In her survey of landmarks in ethnographic color printing, Rebecca Romney demonstrated that they all went big. And rather than go home, some authors and artists went into the field to record tribes of North American that were vanishing as the result of westward expansion and the devastating Indian Removal Act under President Jackson. Presented in chronological order, a number of ambitious, mostly pre-Civil War projects were discussed with an emphasis on their production history including History of the Indian Tribes of North America by Thomas L. McKenney and James Hall (1836–1844) with 120 hand-colored lithographs after paintings by Charles Bird King and James Otto Lewis; Reise in das innere Nord-America in den jahren 1832 bis 1834 (Travels in the Interior of North America 1832 to 1834) by Prince Maximilian of Wied-Neuwied (1839–1841) with 81 aquatint engravings after paintings by Karl Bodmer; the North American Indian Portfolio by George Catlin (1844) with 25 hand-colored lithographs after paintings by the author; and The North American Indian by Edward Curtis (1907–1930) with 200 sepia photogravures by the author.

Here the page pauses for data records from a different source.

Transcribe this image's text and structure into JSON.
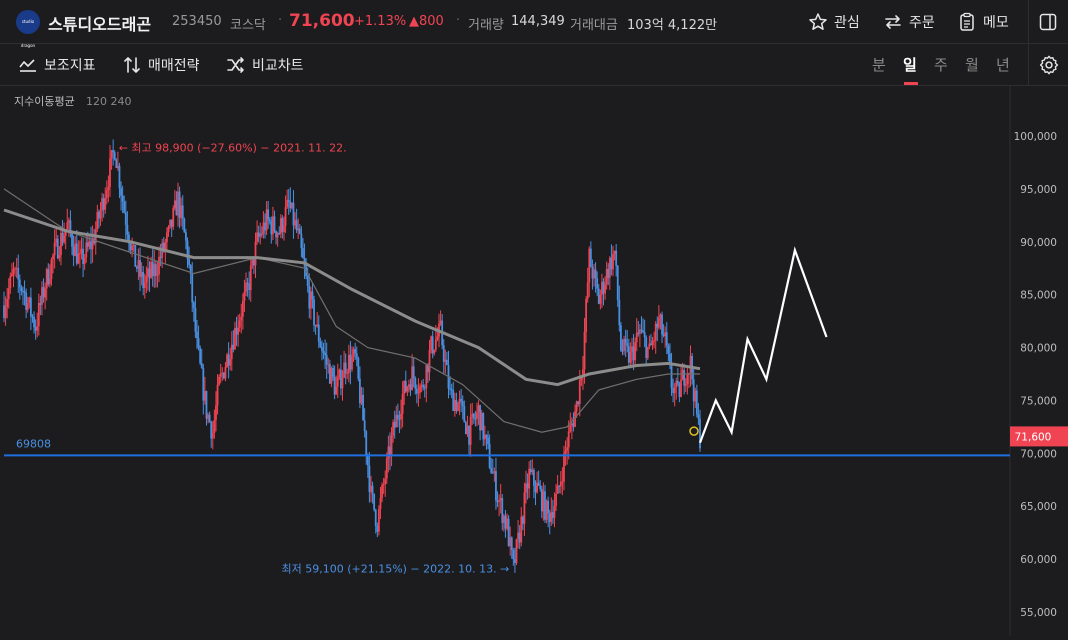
{
  "header": {
    "logo_text": "studio dragon",
    "name": "스튜디오드래곤",
    "code": "253450",
    "market": "코스닥",
    "price": "71,600",
    "change_pct": "+1.13%",
    "change_abs": "▲800",
    "volume_label": "거래량",
    "volume_value": "144,349",
    "amount_label": "거래대금",
    "amount_value": "103억 4,122만",
    "buttons": {
      "watch": "관심",
      "order": "주문",
      "memo": "메모"
    }
  },
  "toolbar": {
    "indicators": "보조지표",
    "strategy": "매매전략",
    "compare": "비교차트",
    "periods": [
      "분",
      "일",
      "주",
      "월",
      "년"
    ],
    "active_period": "일"
  },
  "colors": {
    "up": "#f04452",
    "down": "#4a90e2",
    "support_line": "#1e6fe0",
    "ma_thick": "#8c8c8c",
    "ma_thin": "#6f6f6f",
    "projection": "#ffffff",
    "marker": "#e0c020"
  },
  "chart_data": {
    "type": "candlestick",
    "legend": {
      "label": "지수이동평균",
      "periods": "120 240"
    },
    "ylim": [
      53000,
      104000
    ],
    "y_ticks": [
      "100,000",
      "95,000",
      "90,000",
      "85,000",
      "80,000",
      "75,000",
      "70,000",
      "65,000",
      "60,000",
      "55,000"
    ],
    "y_tick_values": [
      100000,
      95000,
      90000,
      85000,
      80000,
      75000,
      70000,
      65000,
      60000,
      55000
    ],
    "x_index_range": [
      0,
      220
    ],
    "current_price": {
      "label": "71,600",
      "value": 71600
    },
    "support": {
      "label": "69808",
      "value": 69808
    },
    "high": {
      "label": "← 최고 98,900 (−27.60%) − 2021. 11. 22.",
      "value": 98900,
      "index": 35
    },
    "low": {
      "label": "최저 59,100 (+21.15%) − 2022. 10. 13. →",
      "value": 59100,
      "index": 161
    },
    "price_path": [
      [
        0,
        84000
      ],
      [
        3,
        87000
      ],
      [
        6,
        85500
      ],
      [
        10,
        82000
      ],
      [
        13,
        86000
      ],
      [
        16,
        89000
      ],
      [
        20,
        91500
      ],
      [
        24,
        88000
      ],
      [
        28,
        90000
      ],
      [
        31,
        93500
      ],
      [
        35,
        98900
      ],
      [
        38,
        93000
      ],
      [
        41,
        88500
      ],
      [
        44,
        86000
      ],
      [
        48,
        87500
      ],
      [
        52,
        90500
      ],
      [
        55,
        94000
      ],
      [
        58,
        89000
      ],
      [
        61,
        80000
      ],
      [
        64,
        74000
      ],
      [
        66,
        72000
      ],
      [
        68,
        76500
      ],
      [
        71,
        79500
      ],
      [
        74,
        82500
      ],
      [
        77,
        85500
      ],
      [
        80,
        90000
      ],
      [
        83,
        92000
      ],
      [
        87,
        91000
      ],
      [
        90,
        93500
      ],
      [
        93,
        90500
      ],
      [
        96,
        85500
      ],
      [
        99,
        81500
      ],
      [
        102,
        78500
      ],
      [
        105,
        76000
      ],
      [
        108,
        78500
      ],
      [
        111,
        79000
      ],
      [
        114,
        72000
      ],
      [
        116,
        66000
      ],
      [
        118,
        63500
      ],
      [
        120,
        67000
      ],
      [
        123,
        72000
      ],
      [
        126,
        75500
      ],
      [
        129,
        77500
      ],
      [
        132,
        76000
      ],
      [
        135,
        80000
      ],
      [
        138,
        81500
      ],
      [
        141,
        75500
      ],
      [
        144,
        74500
      ],
      [
        147,
        72000
      ],
      [
        150,
        74000
      ],
      [
        153,
        70000
      ],
      [
        156,
        66000
      ],
      [
        159,
        63000
      ],
      [
        161,
        59100
      ],
      [
        163,
        62500
      ],
      [
        166,
        68000
      ],
      [
        169,
        66500
      ],
      [
        172,
        64000
      ],
      [
        175,
        66000
      ],
      [
        178,
        71000
      ],
      [
        181,
        74500
      ],
      [
        183,
        79000
      ],
      [
        185,
        88500
      ],
      [
        188,
        84500
      ],
      [
        191,
        87500
      ],
      [
        193,
        89000
      ],
      [
        195,
        80000
      ],
      [
        198,
        79000
      ],
      [
        201,
        81500
      ],
      [
        204,
        79500
      ],
      [
        207,
        82500
      ],
      [
        209,
        80500
      ],
      [
        211,
        76500
      ],
      [
        213,
        75500
      ],
      [
        215,
        77500
      ],
      [
        217,
        78500
      ],
      [
        219,
        73500
      ],
      [
        220,
        71600
      ]
    ],
    "ema_120": [
      [
        0,
        93000
      ],
      [
        20,
        91000
      ],
      [
        40,
        90000
      ],
      [
        60,
        88500
      ],
      [
        80,
        88500
      ],
      [
        95,
        88000
      ],
      [
        110,
        85500
      ],
      [
        130,
        82500
      ],
      [
        150,
        80000
      ],
      [
        165,
        77000
      ],
      [
        175,
        76500
      ],
      [
        185,
        77500
      ],
      [
        200,
        78300
      ],
      [
        210,
        78500
      ],
      [
        220,
        78000
      ]
    ],
    "ema_240": [
      [
        0,
        95000
      ],
      [
        20,
        91000
      ],
      [
        40,
        89000
      ],
      [
        60,
        87000
      ],
      [
        80,
        88500
      ],
      [
        95,
        87500
      ],
      [
        105,
        82000
      ],
      [
        115,
        80000
      ],
      [
        130,
        79000
      ],
      [
        145,
        76500
      ],
      [
        158,
        73000
      ],
      [
        170,
        72000
      ],
      [
        178,
        72500
      ],
      [
        188,
        76000
      ],
      [
        200,
        77000
      ],
      [
        210,
        77500
      ],
      [
        220,
        77500
      ]
    ],
    "projection_path": [
      [
        220,
        71000
      ],
      [
        225,
        75000
      ],
      [
        230,
        72000
      ],
      [
        235,
        80800
      ],
      [
        241,
        77000
      ],
      [
        250,
        89200
      ],
      [
        260,
        81000
      ]
    ]
  }
}
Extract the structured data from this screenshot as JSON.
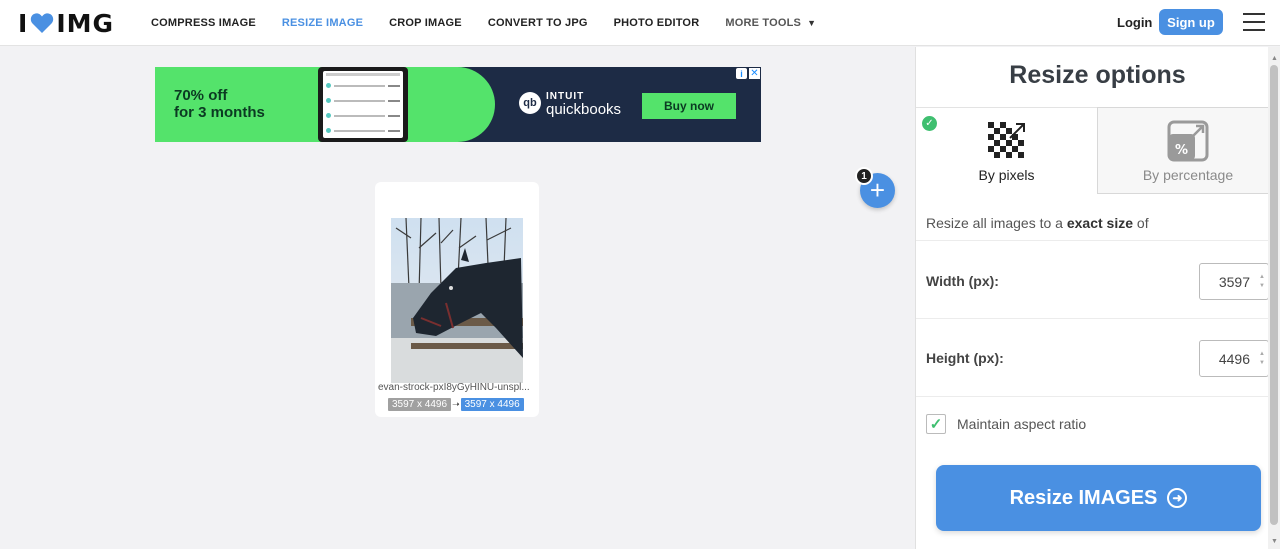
{
  "header": {
    "logo_left": "I",
    "logo_right": "IMG",
    "nav": [
      {
        "label": "COMPRESS IMAGE"
      },
      {
        "label": "RESIZE IMAGE"
      },
      {
        "label": "CROP IMAGE"
      },
      {
        "label": "CONVERT TO JPG"
      },
      {
        "label": "PHOTO EDITOR"
      },
      {
        "label": "MORE TOOLS"
      }
    ],
    "login": "Login",
    "signup": "Sign up",
    "accent_color": "#4a90e2"
  },
  "ad": {
    "headline_1": "70% off",
    "headline_2": "for 3 months",
    "brand_top": "INTUIT",
    "brand_bottom": "quickbooks",
    "cta": "Buy now"
  },
  "file": {
    "name": "evan-strock-pxI8yGyHINU-unspl...",
    "original_size": "3597 x 4496",
    "new_size": "3597 x 4496"
  },
  "add_button": {
    "count": "1"
  },
  "sidebar": {
    "title": "Resize options",
    "tabs": [
      {
        "label": "By pixels",
        "selected": true
      },
      {
        "label": "By percentage",
        "selected": false
      }
    ],
    "description_prefix": "Resize all images to a ",
    "description_bold": "exact size",
    "description_suffix": " of",
    "width_label": "Width (px):",
    "width_value": "3597",
    "height_label": "Height (px):",
    "height_value": "4496",
    "aspect_label": "Maintain aspect ratio",
    "aspect_checked": true,
    "submit_label": "Resize IMAGES"
  }
}
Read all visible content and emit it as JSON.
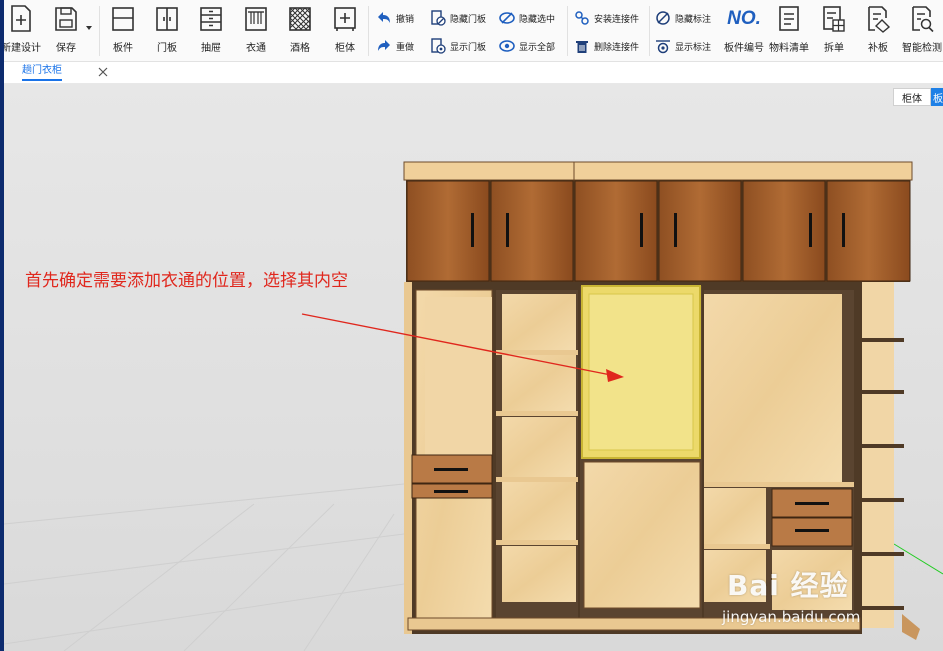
{
  "toolbar": {
    "new_design": "新建设计",
    "save": "保存",
    "board": "板件",
    "door": "门板",
    "drawer": "抽屉",
    "hanger": "衣通",
    "wine_rack": "酒格",
    "cabinet": "柜体",
    "undo": "撤销",
    "redo": "重做",
    "hide_door": "隐藏门板",
    "show_door": "显示门板",
    "hide_selected": "隐藏选中",
    "show_all": "显示全部",
    "install_connector": "安装连接件",
    "delete_connector": "删除连接件",
    "hide_annotation": "隐藏标注",
    "show_annotation": "显示标注",
    "no_badge": "NO.",
    "board_number": "板件编号",
    "material_list": "物料清单",
    "split_order": "拆单",
    "patch_board": "补板",
    "smart_check": "智能检测"
  },
  "tabs": {
    "document": "趟门衣柜"
  },
  "view_tabs": {
    "cabinet": "柜体",
    "board": "板"
  },
  "annotation": "首先确定需要添加衣通的位置，选择其内空",
  "watermark": {
    "logo": "Bai 经验",
    "url": "jingyan.baidu.com"
  },
  "colors": {
    "accent": "#1a73e8",
    "annotation": "#e0271d",
    "wood_light": "#f0d3a0",
    "wood_dark": "#9a5a2a",
    "highlight": "#f2e170"
  }
}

Problematic questions surrounding whether the books stand as truthful or romanticized documents of peoples, cultures, and everyday life was touched upon, but the emphasis of the talk was the ultimate success of these projects despite the inherent challenges posed by non-government, subscription financing. The books (most multi-volume and taking years to execute), had absorbing backstories with regard to their creation, patronage, printing, pricing, promotion, and public reception. We also learned that patriotism was a motivating factor for authors and illustrators who were aiming to produce color-plate works that rivaled the best from Europe.
Given the conference theme, the titles that were printed in several iterations beg to be analyzed in their own right to explore how different publisher’s approached image and color execution.